16 Giu 2022 16:03 - di Paolo Lami

Saranno i carabinieri del Noe, il Nucleo Operativo Ecologico dell’Arma, a indagare sull’incendio che ieri ha devastato alcuni capannoni della discarica di Malagrotta creando una gigantesca nube nera sulla Capitale e costringendo il sindaco Roberto Gualtieri ad emettere un’ordinanza di chiusura degli asili nido.

È stata la Procura di Roma a disporre una maxi-consulenza tecnica sull’incendio di Malagrotta affidandola ai carabinieri del Noe chiamati a verificare anche eventuali analogie con altri incendi che in passato hanno colpito i Tmb.

Situazioni che avevano già sollevato sospetti lasciando immaginare che dietro gli incendi vi potesse essere una regia.

Gli inquirenti, coordinati dal procuratore di Roma Francesco Lo Voi, verificheranno a questo punto anche lo stato dei sistemi anti incendio dell’impianto.

Non appena saranno concluse le attività di spegnimento, l’area poi sarà sequestrata, cercando di evitare il più possibile criticità per lo smaltimento dei rifiuti.

Arpa e Asl stanno monitorando la qualità dell’aria e a breve dovrebbero rilasciare un report per capire se vi sia stato rilascio di diossina o altre sostanze tossiche.

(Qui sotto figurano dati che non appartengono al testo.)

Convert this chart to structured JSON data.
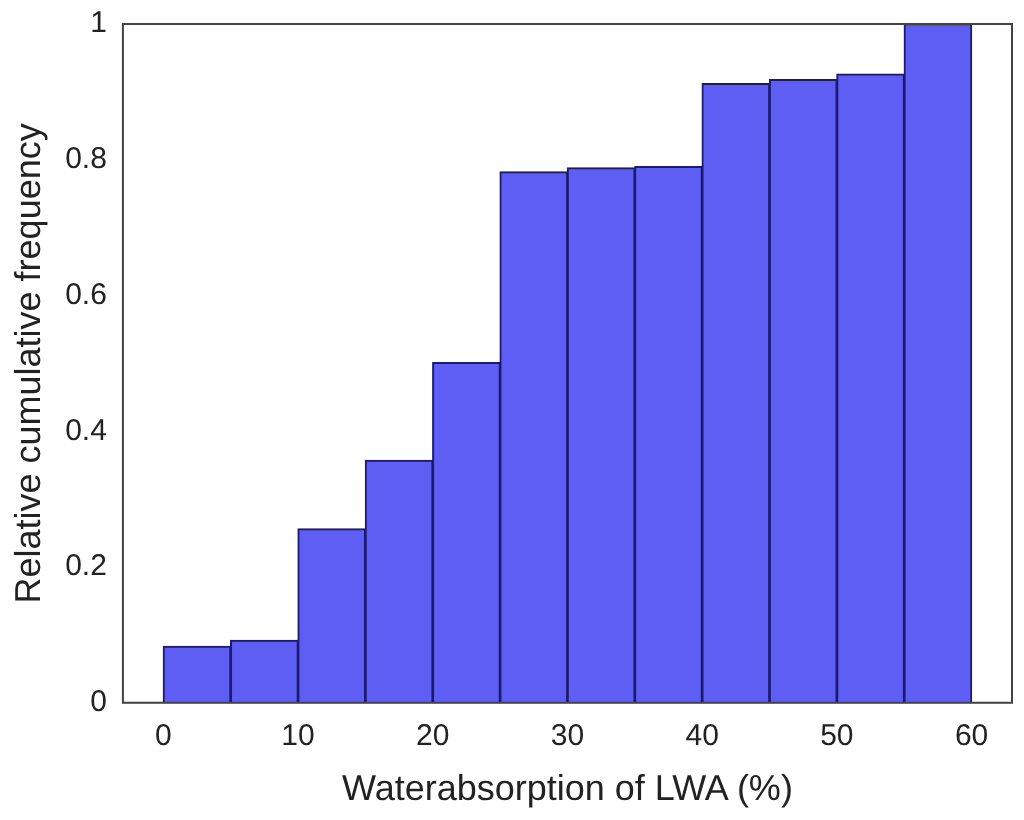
{
  "chart_data": {
    "type": "histogram",
    "xlabel": "Waterabsorption of LWA (%)",
    "ylabel": "Relative cumulative frequency",
    "bins": [
      0,
      5,
      10,
      15,
      20,
      25,
      30,
      35,
      40,
      45,
      50,
      55,
      60
    ],
    "values": [
      0.083,
      0.092,
      0.256,
      0.357,
      0.501,
      0.782,
      0.788,
      0.79,
      0.912,
      0.918,
      0.926,
      1.0
    ],
    "color": "#5e5ef5",
    "xlim": [
      -3,
      63
    ],
    "xticks": [
      0,
      10,
      20,
      30,
      40,
      50,
      60
    ],
    "ylim": [
      0,
      1
    ],
    "yticks": [
      0,
      0.2,
      0.4,
      0.6,
      0.8,
      1
    ]
  }
}
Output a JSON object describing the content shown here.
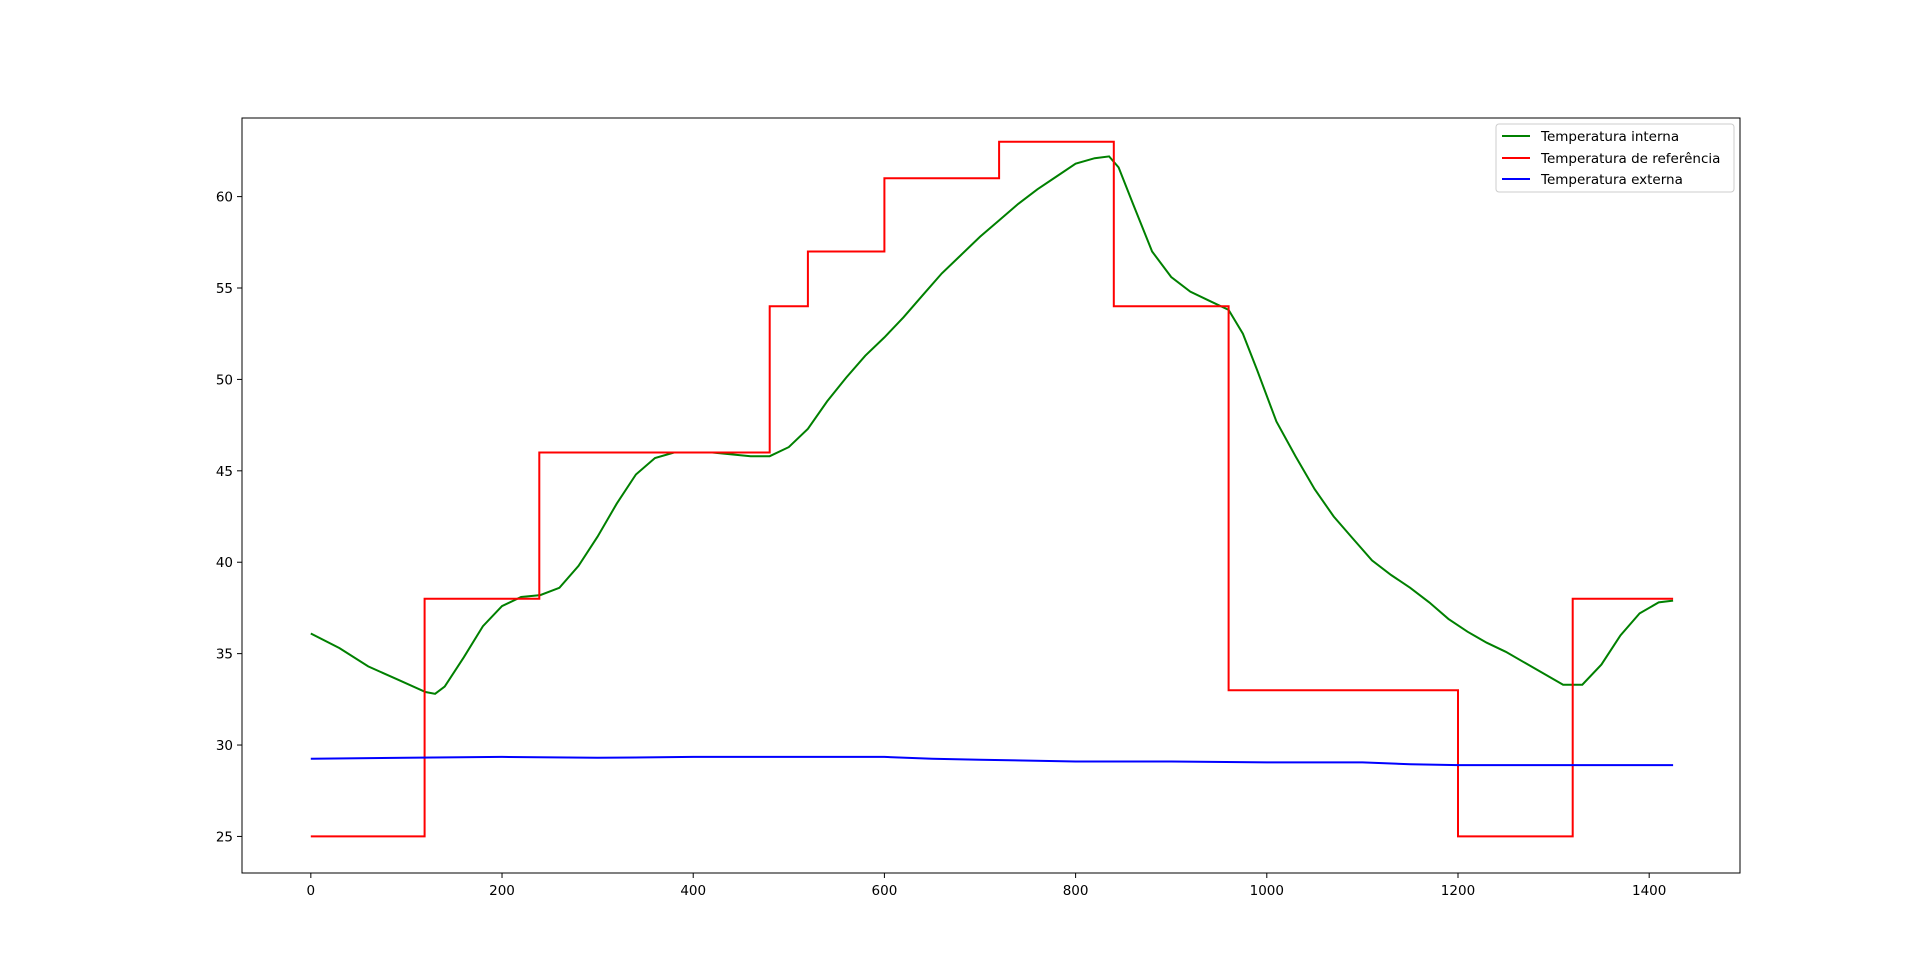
{
  "chart_data": {
    "type": "line",
    "title": "",
    "xlabel": "",
    "ylabel": "",
    "xlim": [
      -72,
      1495
    ],
    "ylim": [
      23.0,
      64.3
    ],
    "xticks": [
      0,
      200,
      400,
      600,
      800,
      1000,
      1200,
      1400
    ],
    "yticks": [
      25,
      30,
      35,
      40,
      45,
      50,
      55,
      60
    ],
    "xtick_labels": [
      "0",
      "200",
      "400",
      "600",
      "800",
      "1000",
      "1200",
      "1400"
    ],
    "ytick_labels": [
      "25",
      "30",
      "35",
      "40",
      "45",
      "50",
      "55",
      "60"
    ],
    "grid": false,
    "legend_position": "top-right",
    "series": [
      {
        "name": "Temperatura interna",
        "color": "#008000",
        "x": [
          0,
          30,
          60,
          90,
          120,
          130,
          140,
          160,
          180,
          200,
          220,
          240,
          260,
          280,
          300,
          320,
          340,
          360,
          380,
          400,
          420,
          440,
          460,
          480,
          500,
          520,
          540,
          560,
          580,
          600,
          620,
          640,
          660,
          680,
          700,
          720,
          740,
          760,
          780,
          800,
          820,
          835,
          845,
          860,
          880,
          900,
          920,
          940,
          960,
          975,
          990,
          1010,
          1030,
          1050,
          1070,
          1090,
          1110,
          1130,
          1150,
          1170,
          1190,
          1210,
          1230,
          1250,
          1270,
          1290,
          1310,
          1330,
          1350,
          1370,
          1390,
          1410,
          1425
        ],
        "y": [
          36.1,
          35.3,
          34.3,
          33.6,
          32.9,
          32.8,
          33.2,
          34.8,
          36.5,
          37.6,
          38.1,
          38.2,
          38.6,
          39.8,
          41.4,
          43.2,
          44.8,
          45.7,
          46.0,
          46.0,
          46.0,
          45.9,
          45.8,
          45.8,
          46.3,
          47.3,
          48.8,
          50.1,
          51.3,
          52.3,
          53.4,
          54.6,
          55.8,
          56.8,
          57.8,
          58.7,
          59.6,
          60.4,
          61.1,
          61.8,
          62.1,
          62.2,
          61.6,
          59.6,
          57.0,
          55.6,
          54.8,
          54.3,
          53.8,
          52.5,
          50.5,
          47.7,
          45.8,
          44.0,
          42.5,
          41.3,
          40.1,
          39.3,
          38.6,
          37.8,
          36.9,
          36.2,
          35.6,
          35.1,
          34.5,
          33.9,
          33.3,
          33.3,
          34.4,
          36.0,
          37.2,
          37.8,
          37.9
        ]
      },
      {
        "name": "Temperatura de referência",
        "color": "#ff0000",
        "x": [
          0,
          119,
          119,
          239,
          239,
          480,
          480,
          520,
          520,
          600,
          600,
          720,
          720,
          840,
          840,
          960,
          960,
          1200,
          1200,
          1320,
          1320,
          1425
        ],
        "y": [
          25,
          25,
          38,
          38,
          46,
          46,
          54,
          54,
          57,
          57,
          61,
          61,
          63,
          63,
          54,
          54,
          33,
          33,
          25,
          25,
          38,
          38
        ]
      },
      {
        "name": "Temperatura externa",
        "color": "#0000ff",
        "x": [
          0,
          100,
          200,
          300,
          400,
          500,
          600,
          650,
          700,
          800,
          900,
          1000,
          1100,
          1150,
          1200,
          1300,
          1425
        ],
        "y": [
          29.25,
          29.3,
          29.35,
          29.3,
          29.35,
          29.35,
          29.35,
          29.25,
          29.2,
          29.1,
          29.1,
          29.05,
          29.05,
          28.95,
          28.9,
          28.9,
          28.9
        ]
      }
    ]
  }
}
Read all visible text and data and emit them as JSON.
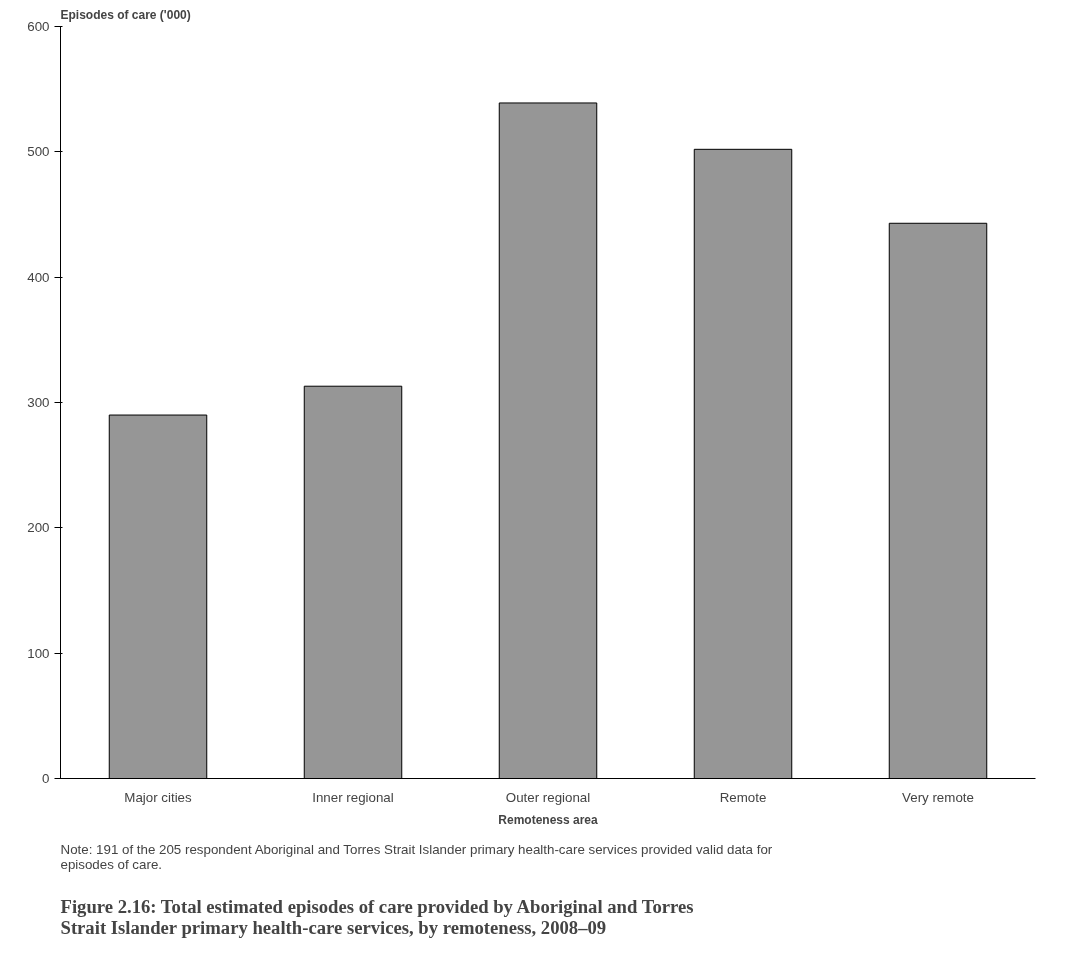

Una eventuale diffusione di diossina nell’aria causata dall’incendio di Malagrotta determinerebbe enormi rischi per la salute umana, essendo ben noti gli effetti cancerogeni e neurotossici di tale sostanza sul corpo umano, avverte la Società Italiana di Medicina Ambientale lanciando l’allarme su potenziali conseguenze per la popolazione.

“La diossina è un inquinante organico persistente classificato dalla Iarc come cancerogeno certo per l’uomo, oltre ad avere effetti neurotossici ed essere un distruttore endocrino – spiega il presidente Sima, Alessandro Miani. – Il rischio aereo della diossina è limitato all’area interessata dai fumi del rogo e, in caso di nube tossica, a tutto il territorio colpito dalla ricaduta a terra dei fumi”.

La Società Italiana di Medicina Ambientale consiglia quindi di “evitare, in attesa di analisi e dati certi, di mangiare prodotti agricoli coltivati nelle zone adiacenti la discarica di Malagrotta e carni di animali allevati nelle stesse aree. Bene evitare contatto diretto con i fumi tossici che possono contenere anche altre sostanze irritanti per le vie respiratorie e le mucose esposte”.

“C’è l’altro aspetto che è quello della gestione del flusso dei rifiuti adesso che c’è un Tmb così importante bloccato e stiamo lavorando con grande intensità per trovare immediatamente degli sbocchi alternativi’’, ha detto il sindaco Gualtieri.

Prosegue l’intervento dei vigili del fuoco per lo spegnimento completo delle fiamme a Malagrotta. Ed è in corso nel capannone adibito al trattamento di plastiche e carta un sopralluogo del capo del Dipartimento dei Vigili del Fuoco, Laura Lega, e del comandante Alessandro Paola.